Slaperigheid en hallucinaties (in het begin van de onderzoeken) en oedeem (vooral later) werden significant meer waargenomen in de met dopamine-agonisten behandelde groepen dan tijdens behandeling met levodopa. Redenen om met het onderzoek te stoppen, waren onvoldoende effect of het optreden van hinderlijke bijwerkingen, zoals misselijkheid en hallucinaties. Dit kwam in deze onderzoeken gemiddeld evenveel voor in de onderzochte groepen.
Plaatsbepaling
In een vroeg stadium van de ziekte van Parkinson resulteert het initiële gebruik van een dopamine-agonist in het minder snel optreden van dyskinesieën in vergelijking met een levodopapreparaat zonder gereguleerde afgifte. Of dit ook geldt ten opzichte van een levodopapreparaat met gereguleerde afgifte is niet bekend. De met de initiële toepassing van een dopamine-agonist te boeken winst zal individueel moeten worden afgewogen tegen de significant grotere verbetering van het motorisch functioneren die met de initiële toepassing van levodopa wordt verkregen.
Literatuurreferenties
1. Rascol O, et al. A five-year study of the incidence of dyskinesia in patients with early Parkinson's disease who were treated with ropinirole or levodopa. N Engl J Med 2000; 342: 1484-1491.

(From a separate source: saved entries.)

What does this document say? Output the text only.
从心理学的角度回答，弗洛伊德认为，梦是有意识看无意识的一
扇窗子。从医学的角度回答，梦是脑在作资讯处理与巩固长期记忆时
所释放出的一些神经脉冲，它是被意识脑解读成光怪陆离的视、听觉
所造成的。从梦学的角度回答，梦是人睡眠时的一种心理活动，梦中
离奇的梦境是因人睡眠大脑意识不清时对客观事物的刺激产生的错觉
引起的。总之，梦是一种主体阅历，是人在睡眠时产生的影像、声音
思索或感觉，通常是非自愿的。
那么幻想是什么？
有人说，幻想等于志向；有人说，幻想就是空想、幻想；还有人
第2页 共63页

2. Pramipexole vs levodopa as initial treatment for Parkinson disease: A randomised controlled trail. JAMA 2000; 284: 1931-1938.
3. Tanner CM. Dopamine agonists in early therapy for Parkinson disease: promise and problems [commentaar]. JAMA 2000; 284: 1971-1973.
4. Hoehn MM, et al. Parkinsonism: onset, progression, and mortality. Neurology 1998; 50: 318-334.